Machine Learning 101 -- Lecture Notes
27th April 2022Introduction
I recently gave a little, informal lecture about the basics of machine learning (ML) to a bunch of friends. I have decided to publish the jupyter notebook I have used for the talk on this page as lecture notes for future reference, and because I think it might be useful for other people as well.
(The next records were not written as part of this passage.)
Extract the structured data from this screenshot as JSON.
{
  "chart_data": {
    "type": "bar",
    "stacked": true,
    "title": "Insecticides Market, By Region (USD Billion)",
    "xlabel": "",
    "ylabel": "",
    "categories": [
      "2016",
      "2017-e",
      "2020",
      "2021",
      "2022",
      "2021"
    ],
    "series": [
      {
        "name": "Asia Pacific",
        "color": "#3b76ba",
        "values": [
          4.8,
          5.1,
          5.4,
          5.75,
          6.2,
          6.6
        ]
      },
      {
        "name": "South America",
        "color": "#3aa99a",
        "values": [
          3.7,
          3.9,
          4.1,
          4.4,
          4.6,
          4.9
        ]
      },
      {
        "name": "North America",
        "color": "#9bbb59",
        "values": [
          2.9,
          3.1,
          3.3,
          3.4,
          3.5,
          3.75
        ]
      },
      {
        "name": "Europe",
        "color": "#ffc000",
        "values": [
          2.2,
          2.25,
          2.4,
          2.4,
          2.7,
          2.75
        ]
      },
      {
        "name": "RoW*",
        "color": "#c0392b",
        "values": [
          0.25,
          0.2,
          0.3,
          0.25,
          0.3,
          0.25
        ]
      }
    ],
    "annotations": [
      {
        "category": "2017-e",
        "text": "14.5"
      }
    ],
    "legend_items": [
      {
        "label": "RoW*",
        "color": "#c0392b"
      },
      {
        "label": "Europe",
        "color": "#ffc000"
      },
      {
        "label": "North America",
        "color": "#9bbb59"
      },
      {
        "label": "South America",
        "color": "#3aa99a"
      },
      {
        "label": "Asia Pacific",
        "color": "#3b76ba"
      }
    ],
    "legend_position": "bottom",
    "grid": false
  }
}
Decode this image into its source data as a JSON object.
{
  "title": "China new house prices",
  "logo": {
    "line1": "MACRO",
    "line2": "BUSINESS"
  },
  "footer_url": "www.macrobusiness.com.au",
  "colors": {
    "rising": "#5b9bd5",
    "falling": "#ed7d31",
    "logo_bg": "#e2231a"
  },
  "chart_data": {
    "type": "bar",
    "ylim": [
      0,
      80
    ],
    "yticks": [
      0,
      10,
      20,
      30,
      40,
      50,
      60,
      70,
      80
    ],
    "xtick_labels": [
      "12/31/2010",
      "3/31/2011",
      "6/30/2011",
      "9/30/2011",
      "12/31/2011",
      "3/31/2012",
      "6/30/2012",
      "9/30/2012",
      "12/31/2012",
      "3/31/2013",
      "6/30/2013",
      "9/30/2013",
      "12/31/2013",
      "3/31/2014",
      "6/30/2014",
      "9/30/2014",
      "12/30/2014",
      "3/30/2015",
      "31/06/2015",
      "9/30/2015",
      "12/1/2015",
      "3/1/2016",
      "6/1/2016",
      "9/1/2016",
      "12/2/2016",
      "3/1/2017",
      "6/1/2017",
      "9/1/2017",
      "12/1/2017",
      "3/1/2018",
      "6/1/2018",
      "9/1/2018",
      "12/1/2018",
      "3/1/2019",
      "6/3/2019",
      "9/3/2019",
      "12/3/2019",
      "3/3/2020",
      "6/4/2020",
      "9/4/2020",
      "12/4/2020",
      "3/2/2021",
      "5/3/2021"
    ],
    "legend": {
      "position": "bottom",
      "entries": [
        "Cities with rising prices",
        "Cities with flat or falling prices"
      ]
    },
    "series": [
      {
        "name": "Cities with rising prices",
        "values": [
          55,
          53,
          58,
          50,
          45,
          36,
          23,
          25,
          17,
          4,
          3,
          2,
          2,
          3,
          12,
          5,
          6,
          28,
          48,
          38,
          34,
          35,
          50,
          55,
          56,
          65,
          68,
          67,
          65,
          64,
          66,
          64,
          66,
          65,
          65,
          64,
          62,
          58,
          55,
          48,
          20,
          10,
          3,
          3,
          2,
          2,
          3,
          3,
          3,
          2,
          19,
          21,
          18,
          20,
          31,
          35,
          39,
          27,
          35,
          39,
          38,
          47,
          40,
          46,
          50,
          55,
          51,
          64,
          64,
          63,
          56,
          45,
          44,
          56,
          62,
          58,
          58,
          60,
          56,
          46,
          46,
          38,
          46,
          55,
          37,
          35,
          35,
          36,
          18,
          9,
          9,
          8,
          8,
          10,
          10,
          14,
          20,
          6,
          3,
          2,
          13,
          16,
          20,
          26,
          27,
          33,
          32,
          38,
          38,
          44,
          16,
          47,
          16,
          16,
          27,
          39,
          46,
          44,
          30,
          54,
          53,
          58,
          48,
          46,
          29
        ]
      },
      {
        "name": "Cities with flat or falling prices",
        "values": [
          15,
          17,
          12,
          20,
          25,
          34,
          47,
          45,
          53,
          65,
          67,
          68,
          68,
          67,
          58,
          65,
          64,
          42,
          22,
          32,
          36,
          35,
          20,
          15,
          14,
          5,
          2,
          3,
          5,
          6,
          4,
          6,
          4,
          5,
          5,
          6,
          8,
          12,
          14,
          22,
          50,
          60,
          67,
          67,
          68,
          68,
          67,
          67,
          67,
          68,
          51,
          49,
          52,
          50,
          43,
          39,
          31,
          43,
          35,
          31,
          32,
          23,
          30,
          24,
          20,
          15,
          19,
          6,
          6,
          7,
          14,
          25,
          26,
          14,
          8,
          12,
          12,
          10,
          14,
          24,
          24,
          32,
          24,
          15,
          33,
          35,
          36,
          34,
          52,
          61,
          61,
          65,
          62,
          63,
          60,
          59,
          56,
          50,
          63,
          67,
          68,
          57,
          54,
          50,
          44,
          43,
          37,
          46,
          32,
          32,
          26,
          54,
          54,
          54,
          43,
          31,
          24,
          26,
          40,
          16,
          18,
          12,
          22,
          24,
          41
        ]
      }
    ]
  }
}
Be aware that some explanations might not be as in-depth as desired, so feel free to contact me in case of any questions!
You can find the notebook here, as well as a PDF version of it.
The Contents of the Notebook
General concepts introduced:
- Supervised vs. unsupervised learning
- The importance of data preprocessing and visual inspection
- The train/test split
- Hyperparameter tuning based on 'elbow plots'
- The idea of ensemble models to quantify predictive uncertainty
Specific methods used:
- Classification with a support vector machine
- Classification with a decision tree
- Classification with a random forest
- Dimensionality reduction using PCA
- Clustering using k-means
Afterthoughts
Just some days ago, I actually used a regression tree for the very first time myself. Looking back, I think this might be a nice addition to a lecture like the one presented here. Thus, I'll likely write up a few words about regression trees in a future post on this blog.
In hindsight, I should have also said a few words about the problem of under- vs. overfitting, i.e. the famous bias-variance tradeoff. I'd definitely include a remark about this in a future lecture of mine, as this is really a fundamental concept throughout ML.
Finally, my friends asked me whether I'd be willing to also present some kind of "Neural Networks 101" similar to the one shared here. I definitely am, and as soon as I have done so, you'll find the lecture notes on this blog as well :D!